I could start writing a book about them. Don't worry, I won't. But I am struck yet again how different we all are, how our life stories (and, undoubtedly, our characters) affect our experience of cancer, how we all have such different coping strategies.




Gladys* was still there, her wig yo-yoing between her head and her locker.

"I don't think about it," she said. "I try to ignore it. I don't talk about it."

Her ears pricked up briefly when one of the nurses asked where I had worked, and I said "Trinity Hospice". 

"They told me last week that I should have a look around a hospice," she said. "That gave me such a shock. I try not to think about it. Perhaps I should."

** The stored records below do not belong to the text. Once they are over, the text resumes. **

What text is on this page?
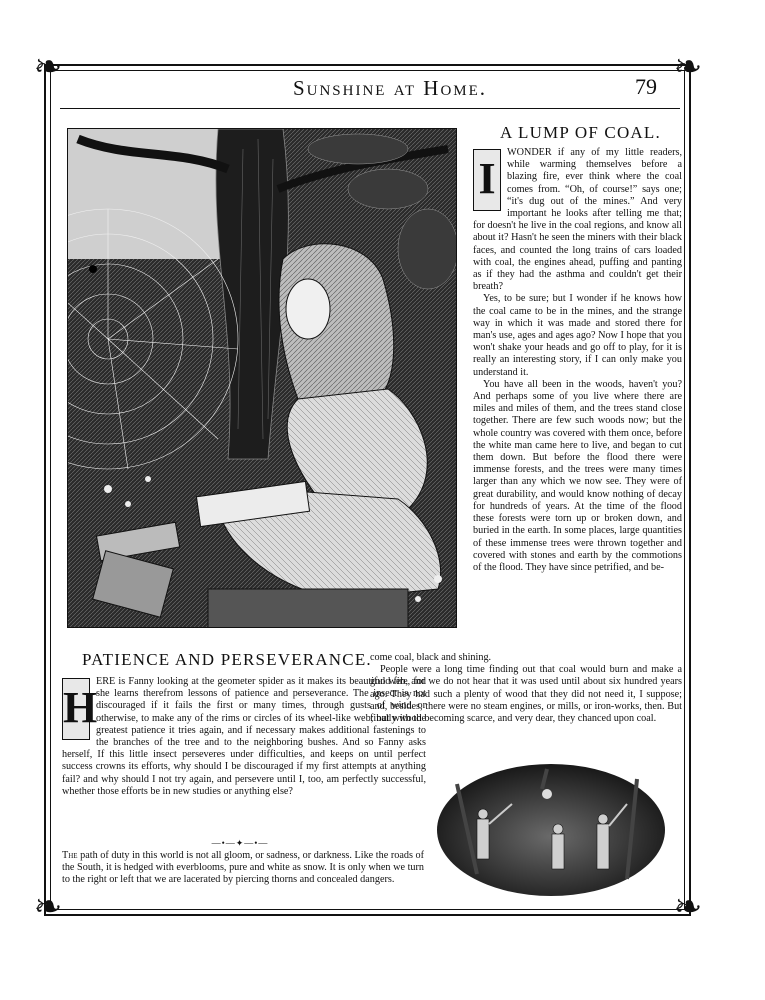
❧	❧
❧	❧
Sunshine at Home.	79
A LUMP OF COAL.

I
WONDER if any of my little readers, while warming themselves before a blazing fire, ever think where the coal comes from. “Oh, of course!” says one; “it's dug out of the mines.” And very important he looks after telling me that; for doesn't he live in the coal regions, and know all about it? Hasn't he seen the miners with their black faces, and counted the long trains of cars loaded with coal, the engines ahead, puffing and panting as if they had the asthma and couldn't get their breath?

Yes, to be sure; but I wonder if he knows how the coal came to be in the mines, and the strange way in which it was made and stored there for man's use, ages and ages ago? Now I hope that you won't shake your heads and go off to play, for it is really an interesting story, if I can only make you understand it.

You have all been in the woods, haven't you? And perhaps some of you live where there are miles and miles of them, and the trees stand close together. There are few such woods now; but the whole country was covered with them once, before the white man came here to live, and began to cut them down. But before the flood there were immense forests, and the trees were many times larger than any which we now see. They were of great durability, and would know nothing of decay for hundreds of years. At the time of the flood these forests were torn up or broken down, and buried in the earth. In some places, large quantities of these immense trees were thrown together and covered with stones and earth by the commotions of the flood. They have since petrified, and be-

come coal, black and shining.

People were a long time finding out that coal would burn and make a good fire, for we do not hear that it was used until about six hundred years ago. They had such a plenty of wood that they did not need it, I suppose; and, besides, there were no steam engines, or mills, or iron-works, then. But finally wood becoming scarce, and very dear, they chanced upon coal.

PATIENCE AND PERSEVERANCE.

H
ERE is Fanny looking at the geometer spider as it makes its beautiful web, and she learns therefrom lessons of patience and perseverance. The insect is not discouraged if it fails the first or many times, through gusts of wind or otherwise, to make any of the rims or circles of its wheel-like web; but with the greatest patience it tries again, and if necessary makes additional fastenings to the branches of the tree and to the neighboring bushes. And so Fanny asks herself, If this little insect perseveres under difficulties, and keeps on until perfect success crowns its efforts, why should I be discouraged if my first attempts at anything fail? and why should I not try again, and persevere until I, too, am perfectly successful, whether those efforts be in new studies or anything else?

—•—✦—•—
The path of duty in this world is not all gloom, or sadness, or darkness. Like the roads of the South, it is hedged with everblooms, pure and white as snow. It is only when we turn to the right or left that we are lacerated by piercing thorns and concealed dangers.
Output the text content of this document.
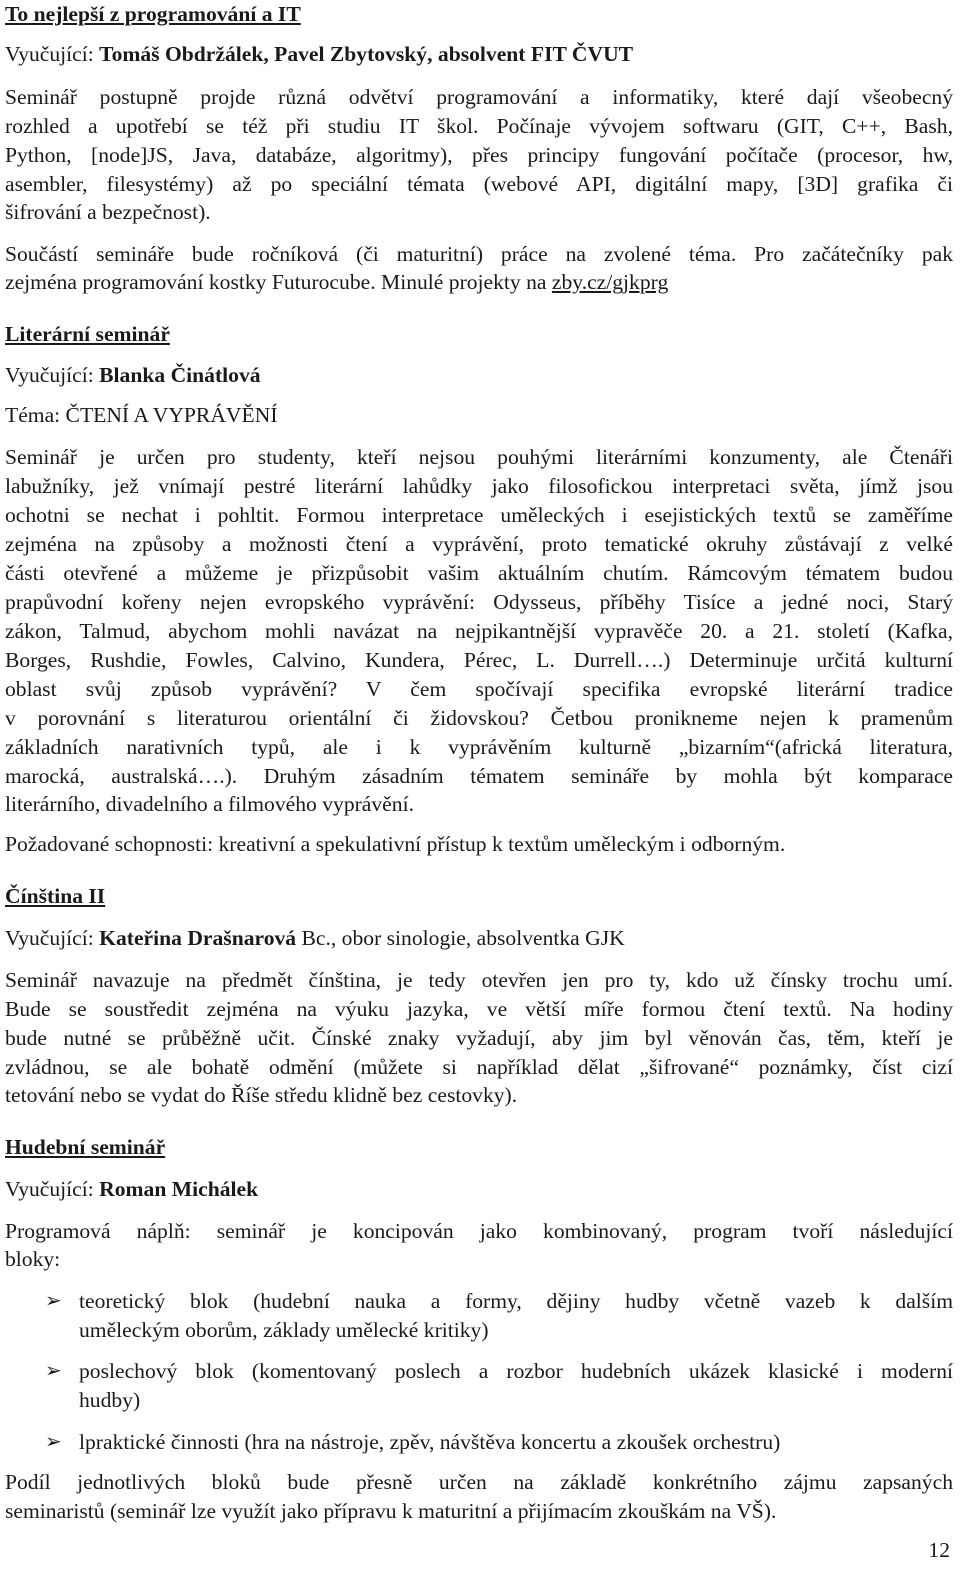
To nejlepší z programování a IT
Vyučující: Tomáš Obdržálek, Pavel Zbytovský, absolvent FIT ČVUT
Seminář postupně projde různá odvětví programování a informatiky, které dají všeobecný
rozhled a upotřebí se též při studiu IT škol. Počínaje vývojem softwaru (GIT, C++, Bash,
Python, [node]JS, Java, databáze, algoritmy), přes principy fungování počítače (procesor, hw,
asembler, filesystémy) až po speciální témata (webové API, digitální mapy, [3D] grafika či
šifrování a bezpečnost).
Součástí semináře bude ročníková (či maturitní) práce na zvolené téma. Pro začátečníky pak
zejména programování kostky Futurocube. Minulé projekty na zby.cz/gjkprg
Literární seminář
Vyučující: Blanka Činátlová
Téma: ČTENÍ A VYPRÁVĚNÍ
Seminář je určen pro studenty, kteří nejsou pouhými literárními konzumenty, ale Čtenáři
labužníky, jež vnímají pestré literární lahůdky jako filosofickou interpretaci světa, jímž jsou
ochotni se nechat i pohltit. Formou interpretace uměleckých i esejistických textů se zaměříme
zejména na způsoby a možnosti čtení a vyprávění, proto tematické okruhy zůstávají z velké
části otevřené a můžeme je přizpůsobit vašim aktuálním chutím. Rámcovým tématem budou
prapůvodní kořeny nejen evropského vyprávění: Odysseus, příběhy Tisíce a jedné noci, Starý
zákon, Talmud, abychom mohli navázat na nejpikantnější vypravěče 20. a 21. století (Kafka,
Borges, Rushdie, Fowles, Calvino, Kundera, Pérec, L. Durrell….) Determinuje určitá kulturní
oblast svůj způsob vyprávění? V čem spočívají specifika evropské literární tradice
v porovnání s literaturou orientální či židovskou? Četbou pronikneme nejen k pramenům
základních narativních typů, ale i k vyprávěním kulturně „bizarním“(africká literatura,
marocká, australská….). Druhým zásadním tématem semináře by mohla být komparace
literárního, divadelního a filmového vyprávění.
Požadované schopnosti: kreativní a spekulativní přístup k textům uměleckým i odborným.
Čínština II
Vyučující: Kateřina Drašnarová Bc., obor sinologie, absolventka GJK
Seminář navazuje na předmět čínština, je tedy otevřen jen pro ty, kdo už čínsky trochu umí.
Bude se soustředit zejména na výuku jazyka, ve větší míře formou čtení textů. Na hodiny
bude nutné se průběžně učit. Čínské znaky vyžadují, aby jim byl věnován čas, těm, kteří je
zvládnou, se ale bohatě odmění (můžete si například dělat „šifrované“ poznámky, číst cizí
tetování nebo se vydat do Říše středu klidně bez cestovky).
Hudební seminář
Vyučující: Roman Michálek
Programová náplň: seminář je koncipován jako kombinovaný, program tvoří následující
bloky:
➢ teoretický blok (hudební nauka a formy, dějiny hudby včetně vazeb k dalším
uměleckým oborům, základy umělecké kritiky)
➢ poslechový blok (komentovaný poslech a rozbor hudebních ukázek klasické i moderní
hudby)
➢ lpraktické činnosti (hra na nástroje, zpěv, návštěva koncertu a zkoušek orchestru)
Podíl jednotlivých bloků bude přesně určen na základě konkrétního zájmu zapsaných
seminaristů (seminář lze využít jako přípravu k maturitní a přijímacím zkouškám na VŠ).
12
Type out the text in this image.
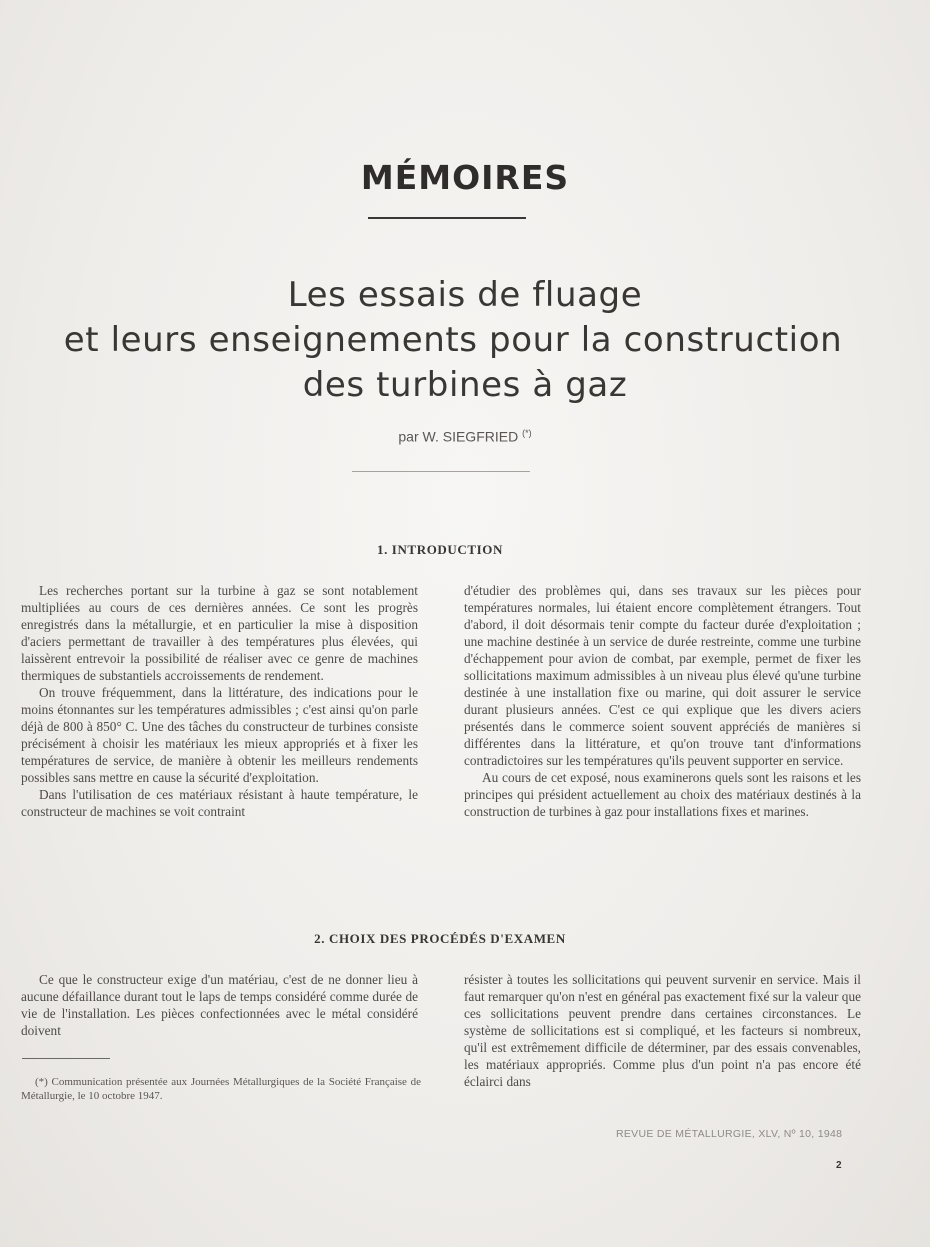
MÉMOIRES
Les essais de fluage
et leurs enseignements pour la construction
des turbines à gaz
par W. SIEGFRIED (*)
1. INTRODUCTION

Les recherches portant sur la turbine à gaz se sont notablement multipliées au cours de ces dernières années. Ce sont les progrès enregistrés dans la métallurgie, et en particulier la mise à disposition d'aciers permettant de travailler à des températures plus élevées, qui laissèrent entrevoir la possibilité de réaliser avec ce genre de machines thermiques de substantiels accroissements de rendement.

On trouve fréquemment, dans la littérature, des indications pour le moins étonnantes sur les températures admissibles ; c'est ainsi qu'on parle déjà de 800 à 850° C. Une des tâches du constructeur de turbines consiste précisément à choisir les matériaux les mieux appropriés et à fixer les températures de service, de manière à obtenir les meilleurs rendements possibles sans mettre en cause la sécurité d'exploitation.

Dans l'utilisation de ces matériaux résistant à haute température, le constructeur de machines se voit contraint

d'étudier des problèmes qui, dans ses travaux sur les pièces pour températures normales, lui étaient encore complètement étrangers. Tout d'abord, il doit désormais tenir compte du facteur durée d'exploitation ; une machine destinée à un service de durée restreinte, comme une turbine d'échappement pour avion de combat, par exemple, permet de fixer les sollicitations maximum admissibles à un niveau plus élevé qu'une turbine destinée à une installation fixe ou marine, qui doit assurer le service durant plusieurs années. C'est ce qui explique que les divers aciers présentés dans le commerce soient souvent appréciés de manières si différentes dans la littérature, et qu'on trouve tant d'informations contradictoires sur les températures qu'ils peuvent supporter en service.

Au cours de cet exposé, nous examinerons quels sont les raisons et les principes qui président actuellement au choix des matériaux destinés à la construction de turbines à gaz pour installations fixes et marines.

2. CHOIX DES PROCÉDÉS D'EXAMEN

Ce que le constructeur exige d'un matériau, c'est de ne donner lieu à aucune défaillance durant tout le laps de temps considéré comme durée de vie de l'installation. Les pièces confectionnées avec le métal considéré doivent

résister à toutes les sollicitations qui peuvent survenir en service. Mais il faut remarquer qu'on n'est en général pas exactement fixé sur la valeur que ces sollicitations peuvent prendre dans certaines circonstances. Le système de sollicitations est si compliqué, et les facteurs si nombreux, qu'il est extrêmement difficile de déterminer, par des essais convenables, les matériaux appropriés. Comme plus d'un point n'a pas encore été éclairci dans

(*) Communication présentée aux Journées Métallurgiques de la Société Française de Métallurgie, le 10 octobre 1947.

REVUE DE MÉTALLURGIE, XLV, Nº 10, 1948
2
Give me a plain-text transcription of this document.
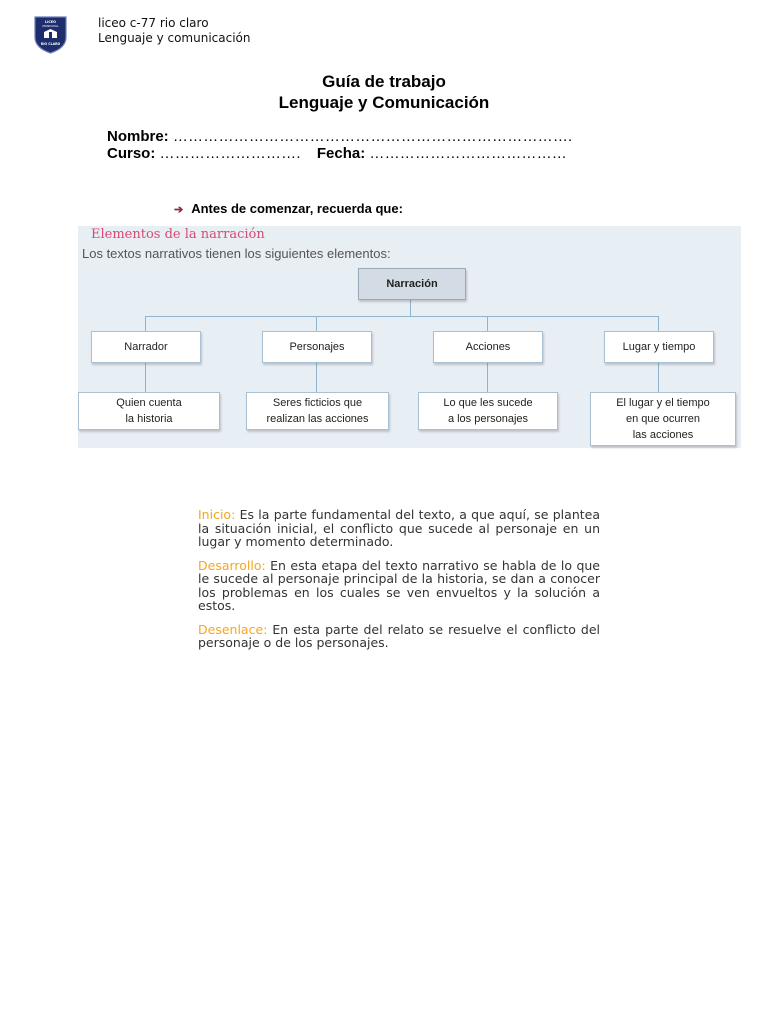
LICEO
MUNICIPAL
RIO CLARO
liceo c-77 rio claro
Lenguaje y comunicación
Guía de trabajo
Lenguaje y Comunicación
Nombre: …………………………………………………………………….
Curso: ………………………. Fecha: …………………………………
➔ Antes de comenzar, recuerda que:
Elementos de la narración
Los textos narrativos tienen los siguientes elementos:
Narración
Narrador	Personajes	Acciones	Lugar y tiempo
Quien cuenta
la historia
Seres ficticios que
realizan las acciones
Lo que les sucede
a los personajes
El lugar y el tiempo
en que ocurren
las acciones

Inicio: Es la parte fundamental del texto, a que aquí, se plantea la situación inicial, el conflicto que sucede al personaje en un lugar y momento determinado.

Desarrollo: En esta etapa del texto narrativo se habla de lo que le sucede al personaje principal de la historia, se dan a conocer los problemas en los cuales se ven envueltos y la solución a estos.

Desenlace: En esta parte del relato se resuelve el conflicto del personaje o de los personajes.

Perhaps she should. I was so tempted to go and sit on her bed and talk to her about it all, and had to make a concerted effort not to. They were becoming too blurred, the boundaries between me being a fellow patient and me being a nurse.

Dorothy* in the bed opposite, in her late seventies, was here for her third cycle of chemotherapy. Not for her the in-and-out-of-the-VIP-lounge treatment. Each bag of her VIP took 24 hours, and she had five of them. She sat through it all, patiently and quietly, from before I arrived until after I left.

I shared my mince pies with her, bought at 8.30pm from the M&S shop downstairs. It was an emergency. I have never eaten mince pies before December, and neither had she, but when you are feeling ill with your taste buds laughing at ordinary food, who cares. There was nothing in the shop I fancied more. We held them up, Happy Christmas, giggling like naughty school girls having a midnight feast. (It felt a bit like that. New room mate at boarding school.)

I felt sorry for Wendy* in the bed next to me, who was so very miserable. She had more to be miserable about than all of us put together, it seemed (including being in pain and discomfort, and being forbidden to drink even a tiny sip of water, let alone eat mince pies). I could escape after four days of constant moaning, I am soooo fed up. Who could blame her? No escape for her. Or for her daughter.

"She's moved back in with me," Wendy explained as she sat down in my bed. "We get on each other's nerves. We just shout at each other. It's because we are both so worried. And I'm not used to her telling me what to do."

I'd heard the shouting. I just wish that instead of Wendy telling me, they could sit down and tell each other how worried they are.

By the weekend, I'd probably bored all the staff with my mission to get to Paris on Monday.

It looked precarious. I'd spiked another temperature on Friday night. (I blame the late night M&S shopping, overdoing it.) Three times in a week, that's a worry, the doctor explained. Usually, the first temperature settles with antibiotics and that is that, so why do my fevers keep coming back? A whole battery of tests to try (in vain) to find the source of the infection.

But they took my mission on board. When they changed the antibiotics from a drip to tablets on Sunday evening, I should have stayed in another 24 hours, just in case. But the doctor was happy to release me om Monday morning. "Because you are sensible," she said. Hurray.

Just enough time to go home and pack. Shirts, pants, book, hospital letters, stack of pills. thermometer. We boarded the Eurostar at lunchtime. The first thing we asked, on arrival at the apartment, was Où est l'hospitâl?



So here I am. Still fever-free, resting whilst my husband and daughters have gone off to search for the Mona Lisa**. My older daughter turns 15 today. Don't want to miss her special day.

And here's a happy thought: if I do end up in a French hospital, the chocolat chaud will be first class.


*Not their real names
**They didn't find her. Turns out the Louvre is closed on Tuesdays.